About Breast Cancer
OverviewBreast cancer arises when cells within the breast grow and multiply abnormally. This process can lead to the formation of a lump or mass of extra cells, called a tumor. In many cases the tumors are non-cancerous, or benign. In the case of malignant tumors, the cells continue dividing uncontrollably and have the capacity to invade nearby tissues and potentially spread (metastasize) to distant sites. There is also a form of "noninvasive" breast cancer called ductal carcinoma in situ (DCIS); some DCIS tumors may become invasive.

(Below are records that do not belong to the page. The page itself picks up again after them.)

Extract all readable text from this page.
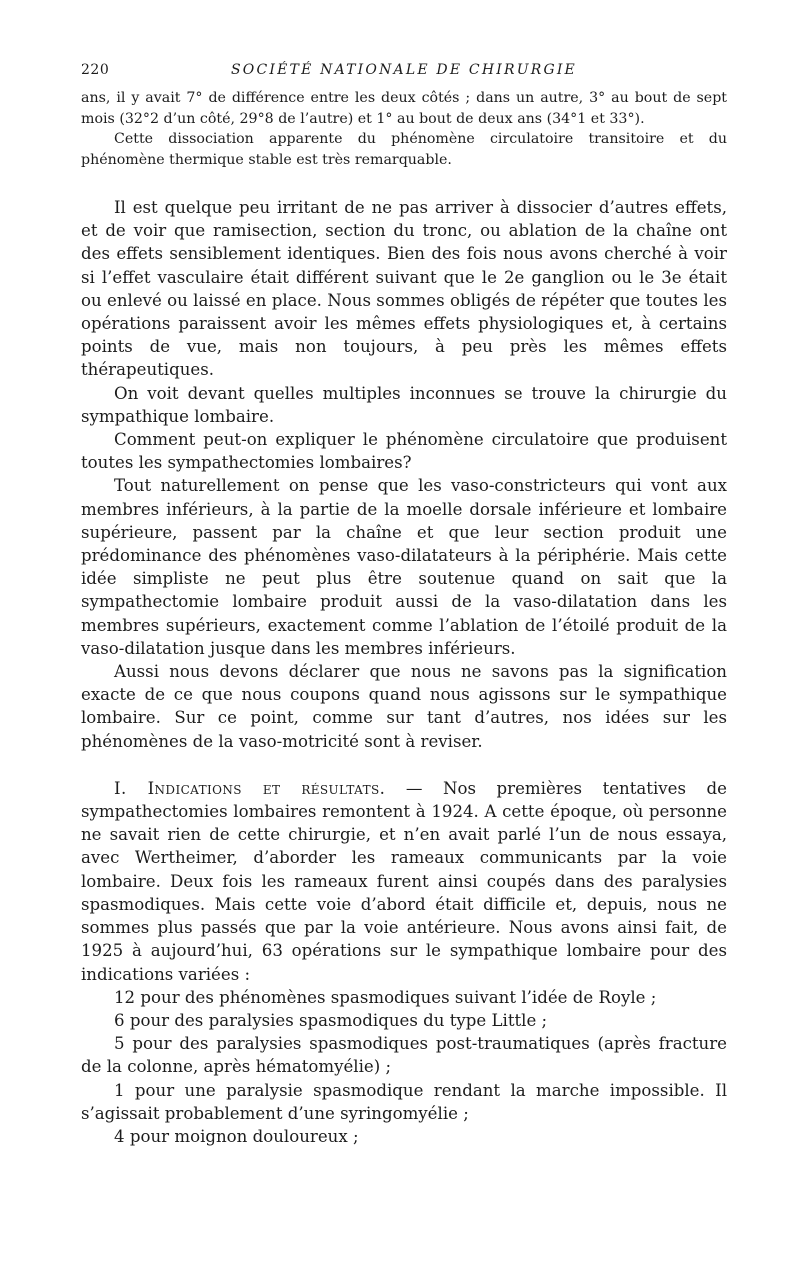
220	SOCIÉTÉ NATIONALE DE CHIRURGIE

ans, il y avait 7° de différence entre les deux côtés ; dans un autre, 3° au bout de sept mois (32°2 d’un côté, 29°8 de l’autre) et 1° au bout de deux ans (34°1 et 33°).

Cette dissociation apparente du phénomène circulatoire transitoire et du phénomène thermique stable est très remarquable.

Il est quelque peu irritant de ne pas arriver à dissocier d’autres effets, et de voir que ramisection, section du tronc, ou ablation de la chaîne ont des effets sensiblement identiques. Bien des fois nous avons cherché à voir si l’effet vasculaire était différent suivant que le 2e ganglion ou le 3e était ou enlevé ou laissé en place. Nous sommes obligés de répéter que toutes les opérations paraissent avoir les mêmes effets physiologiques et, à certains points de vue, mais non toujours, à peu près les mêmes effets thérapeutiques.

On voit devant quelles multiples inconnues se trouve la chirurgie du sympathique lombaire.

Comment peut-on expliquer le phénomène circulatoire que produisent toutes les sympathectomies lombaires?

Tout naturellement on pense que les vaso-constricteurs qui vont aux membres inférieurs, à la partie de la moelle dorsale inférieure et lombaire supérieure, passent par la chaîne et que leur section produit une prédominance des phénomènes vaso-dilatateurs à la périphérie. Mais cette idée simpliste ne peut plus être soutenue quand on sait que la sympathectomie lombaire produit aussi de la vaso-dilatation dans les membres supérieurs, exactement comme l’ablation de l’étoilé produit de la vaso-dilatation jusque dans les membres inférieurs.

Aussi nous devons déclarer que nous ne savons pas la signification exacte de ce que nous coupons quand nous agissons sur le sympathique lombaire. Sur ce point, comme sur tant d’autres, nos idées sur les phénomènes de la vaso-motricité sont à reviser.

I. Indications et résultats. — Nos premières tentatives de sympathectomies lombaires remontent à 1924. A cette époque, où personne ne savait rien de cette chirurgie, et n’en avait parlé l’un de nous essaya, avec Wertheimer, d’aborder les rameaux communicants par la voie lombaire. Deux fois les rameaux furent ainsi coupés dans des paralysies spasmodiques. Mais cette voie d’abord était difficile et, depuis, nous ne sommes plus passés que par la voie antérieure. Nous avons ainsi fait, de 1925 à aujourd’hui, 63 opérations sur le sympathique lombaire pour des indications variées :

12 pour des phénomènes spasmodiques suivant l’idée de Royle ;

6 pour des paralysies spasmodiques du type Little ;

5 pour des paralysies spasmodiques post-traumatiques (après fracture de la colonne, après hématomyélie) ;

1 pour une paralysie spasmodique rendant la marche impossible. Il s’agissait probablement d’une syringomyélie ;

4 pour moignon douloureux ;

Today women with breast cancer have a variety of treatment options, depending on the stage and biology of their disease. Researchers also continue to learn more about the molecular biology of breast cancer, and are developing therapies that are increasingly targeted to specific subtypes of breast cancer.
Types of Breast Cancer There are four major categories of tumors that can occur in the breast:
Lobular Carcinoma in Situ (LCIS): Lobular carcinoma in situ (LCIS) occurs when abnormal cells develop in the lobules. LCIS is not a cancer, but rather a marker of an increased risk of developing breast cancer in either breast.
Ductal Carcinoma in Situ (DCIS): Ductal carcinoma in situ (DCIS) is a preinvasive form of breast cancer in which cancer cells arise in the milk ducts, but have not spread. DCIS can progress over time and break out of the milk ducts to become invasive (infiltrating) breast cancer in some women. Treatment for DCIS may consist of surgery and radiation therapy.
Invasive Cancer (also called Infiltrating Cancer): Invasive cancer cells spread outside of the structures in which they first arise, moving to surrounding tissues and sometimes into the lymph nodes. The majority of breast cancers begin in the ducts. Some develop in the lobules.
Inflammatory Breast Cancer: Rarely, breast cancers appear as inflammatory changes in the breast that mimic other conditions such as a skin infection. The skin may appear red or discolored, or may take on a "peau d'orange" appearance (skin thickening with tiny dimples like an orange peel). Women who observe these breast changes should see a healthcare provider immediately.
Breast Cancer at Memorial-Sloan Kettering Memorial Sloan-Kettering Cancer Center is recognized worldwide for its expertise in diagnosing and treating breast cancer. Our vast experience has allowed us to develop and refine all aspects of care for women with breast cancer. More than 80 board-certified physicians collaborate within a multidisciplinary team of breast cancer nurses and other healthcare professionals to provide comprehensive, compassionate care.
Women can receive their care at the Evelyn H. Lauder Breast Center -- a model facility that centralizes services such as medical and surgical consultations, mammography, ultrasound and CT scan imaging, chemotherapy services, psychological and genetic counseling, and occupational therapy. Chemotherapy and radiation therapy are also available at our regional network sites in the New York metropolitan area.